### Inductive sets

Inductive sets are sets such that

1. $\emptyset\in A$, where $A$ is the inductive set under consideration.
2. $x\in A\implies x^+\in A$, where $x^+=x\cup \{x\}$

Natural numbers (here, natural numbers include $0$) are those sets that are present in every inductive set. Let us explore this strand of thought more.

Clearly, $\emptyset$ belongs to every inductive set. Hence, it also belongs to the set of natural numbers (or $\Bbb{N}$). Also, seeing as $0^+,0^{++},\dots$ belong to every inductive set, all these elements make up the set of natural numbers.

An inductive set that is a proper superset of $\Bbb{N}$ would be $\{0,0.5,1,1.5,2,2.5,\dots\}$. The successor of every element is there in this set, and it also contains $0$. Hence, it is an inductive set.
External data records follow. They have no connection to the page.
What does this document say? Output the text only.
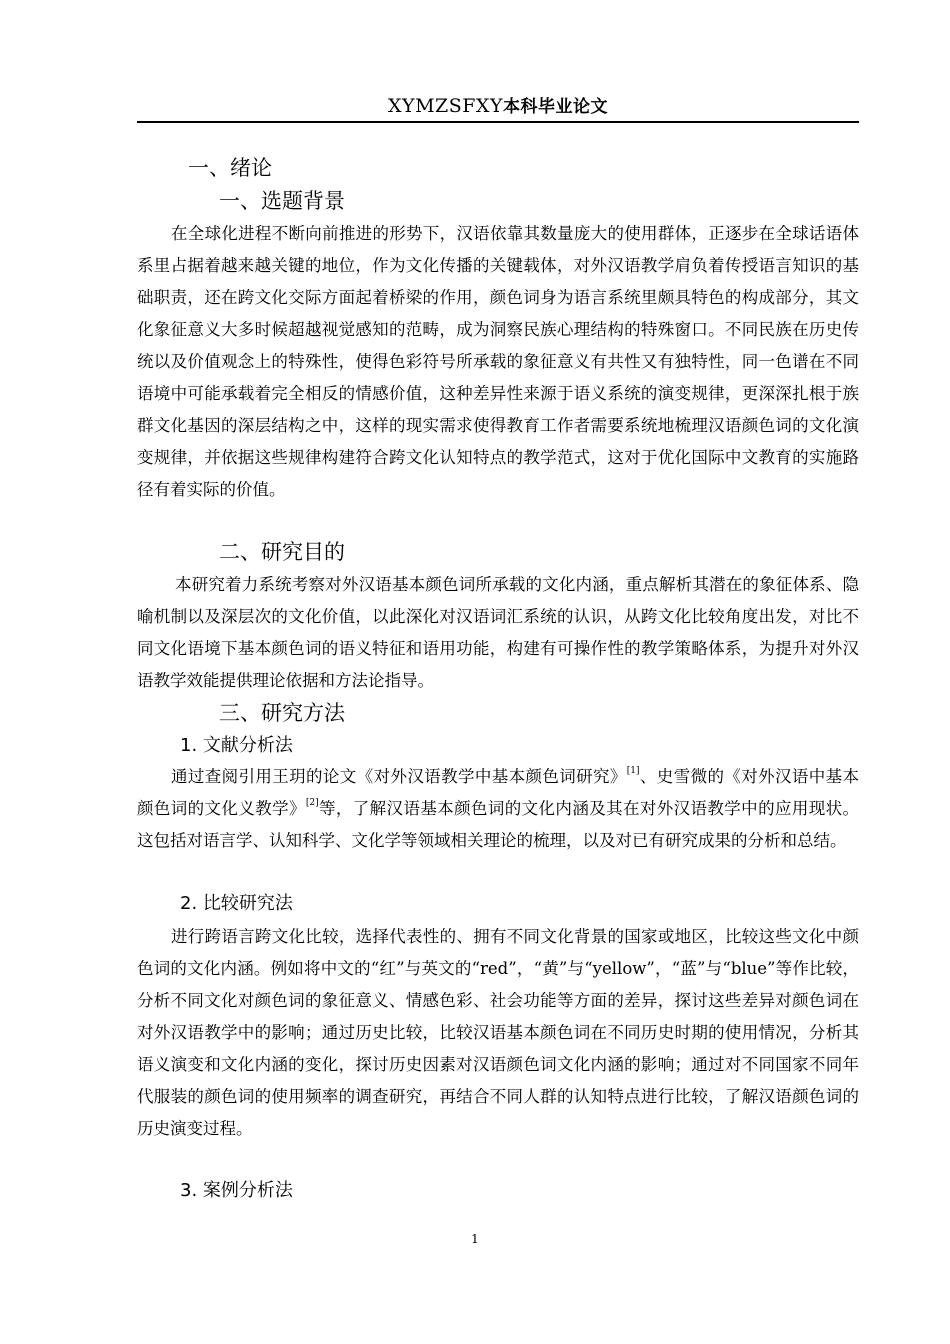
XYMZSFXY本科毕业论文
一、绪论
一、选题背景

在全球化进程不断向前推进的形势下，汉语依靠其数量庞大的使用群体，正逐步在全球话语体系里占据着越来越关键的地位，作为文化传播的关键载体，对外汉语教学肩负着传授语言知识的基础职责，还在跨文化交际方面起着桥梁的作用，颜色词身为语言系统里颇具特色的构成部分，其文化象征意义大多时候超越视觉感知的范畴，成为洞察民族心理结构的特殊窗口。不同民族在历史传统以及价值观念上的特殊性，使得色彩符号所承载的象征意义有共性又有独特性，同一色谱在不同语境中可能承载着完全相反的情感价值，这种差异性来源于语义系统的演变规律，更深深扎根于族群文化基因的深层结构之中，这样的现实需求使得教育工作者需要系统地梳理汉语颜色词的文化演变规律，并依据这些规律构建符合跨文化认知特点的教学范式，这对于优化国际中文教育的实施路径有着实际的价值。

二、研究目的

本研究着力系统考察对外汉语基本颜色词所承载的文化内涵，重点解析其潜在的象征体系、隐喻机制以及深层次的文化价值，以此深化对汉语词汇系统的认识，从跨文化比较角度出发，对比不同文化语境下基本颜色词的语义特征和语用功能，构建有可操作性的教学策略体系，为提升对外汉语教学效能提供理论依据和方法论指导。

三、研究方法
1. 文献分析法

通过查阅引用王玥的论文《对外汉语教学中基本颜色词研究》[1]、史雪微的《对外汉语中基本颜色词的文化义教学》[2]等，了解汉语基本颜色词的文化内涵及其在对外汉语教学中的应用现状。这包括对语言学、认知科学、文化学等领域相关理论的梳理，以及对已有研究成果的分析和总结。

2. 比较研究法

进行跨语言跨文化比较，选择代表性的、拥有不同文化背景的国家或地区，比较这些文化中颜色词的文化内涵。例如将中文的“红”与英文的“red”，“黄”与“yellow”，“蓝”与“blue”等作比较，分析不同文化对颜色词的象征意义、情感色彩、社会功能等方面的差异，探讨这些差异对颜色词在对外汉语教学中的影响；通过历史比较，比较汉语基本颜色词在不同历史时期的使用情况，分析其语义演变和文化内涵的变化，探讨历史因素对汉语颜色词文化内涵的影响；通过对不同国家不同年代服装的颜色词的使用频率的调查研究，再结合不同人群的认知特点进行比较，了解汉语颜色词的历史演变过程。

3. 案例分析法
1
EDIT: I forgot to mention the motivation behind writing this post. To prove a property for all elements in an inductive set, we have to prove it for all elements without predecessors, and then show that if $a$ satisfies the property, then so does $a^+$. For example, in the inductive set $\{0,0.5,1,1.5,2,2.5,\dots\}$, we have to prove the property for $0$ and $0.5$, and then also prove that $a$ satisfies the property $\implies$ $a^+$ satisfies the property. Because the only starting point of $\Bbb{N}$ (element without predecessor) is $0$, now you  know how and why induction works in natural numbers.